回想當日舊事,陳夫子不由有些澀然,紅著臉道:“當日我和懷玉不知端方,竟莽撞地跑到主考官府邸前去拜訪,倘若不是舍人你寬弘大量不覺得杵,說不定當場便要令家仆將我們轟出去。”
長歎一口氣,謝瑾翻下床榻緩緩走到窗邊,窗外明月潔白如同玉盤,蒼穹繁星燦爛點點閃動,不時有拖著長尾的流星靜悄悄劃過,不知不覺中謝瑾看得竟是癡了。

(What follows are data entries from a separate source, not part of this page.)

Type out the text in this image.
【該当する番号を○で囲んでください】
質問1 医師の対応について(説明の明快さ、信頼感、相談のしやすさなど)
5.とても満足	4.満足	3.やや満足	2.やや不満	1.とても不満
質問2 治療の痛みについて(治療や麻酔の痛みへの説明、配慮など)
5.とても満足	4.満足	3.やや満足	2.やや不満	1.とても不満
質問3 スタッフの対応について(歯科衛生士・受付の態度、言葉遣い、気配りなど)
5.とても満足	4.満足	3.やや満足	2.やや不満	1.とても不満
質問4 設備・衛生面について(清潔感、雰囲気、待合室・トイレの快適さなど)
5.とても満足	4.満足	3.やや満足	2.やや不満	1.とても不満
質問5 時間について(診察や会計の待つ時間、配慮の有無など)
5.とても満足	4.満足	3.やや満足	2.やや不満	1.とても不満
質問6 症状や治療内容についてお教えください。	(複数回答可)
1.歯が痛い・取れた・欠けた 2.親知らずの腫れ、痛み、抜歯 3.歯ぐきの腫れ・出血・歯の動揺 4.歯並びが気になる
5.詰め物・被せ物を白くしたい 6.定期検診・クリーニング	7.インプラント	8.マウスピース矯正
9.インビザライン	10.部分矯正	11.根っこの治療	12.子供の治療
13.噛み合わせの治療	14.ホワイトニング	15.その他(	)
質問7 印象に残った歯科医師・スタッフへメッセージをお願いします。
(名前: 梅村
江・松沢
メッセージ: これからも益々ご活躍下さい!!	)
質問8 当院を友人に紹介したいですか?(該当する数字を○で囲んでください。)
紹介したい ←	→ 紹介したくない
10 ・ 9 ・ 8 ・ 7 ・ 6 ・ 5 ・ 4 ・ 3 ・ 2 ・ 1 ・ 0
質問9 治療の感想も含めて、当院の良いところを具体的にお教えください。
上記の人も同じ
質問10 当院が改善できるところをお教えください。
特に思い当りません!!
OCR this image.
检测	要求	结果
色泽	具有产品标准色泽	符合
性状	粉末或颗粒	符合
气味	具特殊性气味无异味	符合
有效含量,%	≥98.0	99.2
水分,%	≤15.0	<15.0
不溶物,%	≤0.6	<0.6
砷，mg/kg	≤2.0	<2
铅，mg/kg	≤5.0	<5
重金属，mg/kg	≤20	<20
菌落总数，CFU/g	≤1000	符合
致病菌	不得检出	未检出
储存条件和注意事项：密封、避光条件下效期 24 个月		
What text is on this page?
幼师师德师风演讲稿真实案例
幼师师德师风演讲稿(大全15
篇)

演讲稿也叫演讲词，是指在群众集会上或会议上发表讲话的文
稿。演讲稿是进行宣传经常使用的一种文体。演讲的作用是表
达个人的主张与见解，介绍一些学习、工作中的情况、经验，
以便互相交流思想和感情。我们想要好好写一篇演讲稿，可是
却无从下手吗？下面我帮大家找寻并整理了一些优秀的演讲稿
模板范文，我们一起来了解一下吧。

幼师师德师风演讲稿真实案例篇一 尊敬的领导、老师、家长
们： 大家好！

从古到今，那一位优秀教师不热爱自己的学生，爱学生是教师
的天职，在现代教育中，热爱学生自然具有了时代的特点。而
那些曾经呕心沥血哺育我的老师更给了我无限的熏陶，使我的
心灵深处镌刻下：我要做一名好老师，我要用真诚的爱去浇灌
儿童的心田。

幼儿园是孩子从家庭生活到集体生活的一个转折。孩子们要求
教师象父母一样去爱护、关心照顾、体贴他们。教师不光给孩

自太宗文天子在長安城設立文學館,置十八學士以來,大唐一向是文風昌隆欣欣茂發,學究天人的文學大師多不堪舉,朝野鄉間讀書聲聲,百姓練字習文引覺得豪,連販子三尺孩童都會因目不識丁而深感慚愧。
細細思考半晌,謝瑾神情頓時為之一變,倉猝研磨提筆,尋來一張黃麻紙鋪在案上揮毫不止,奇峻矗立的筆跡霍然入目,寫的是:床前明月光,疑是地上霜;舉頭望明月,低頭思故裡。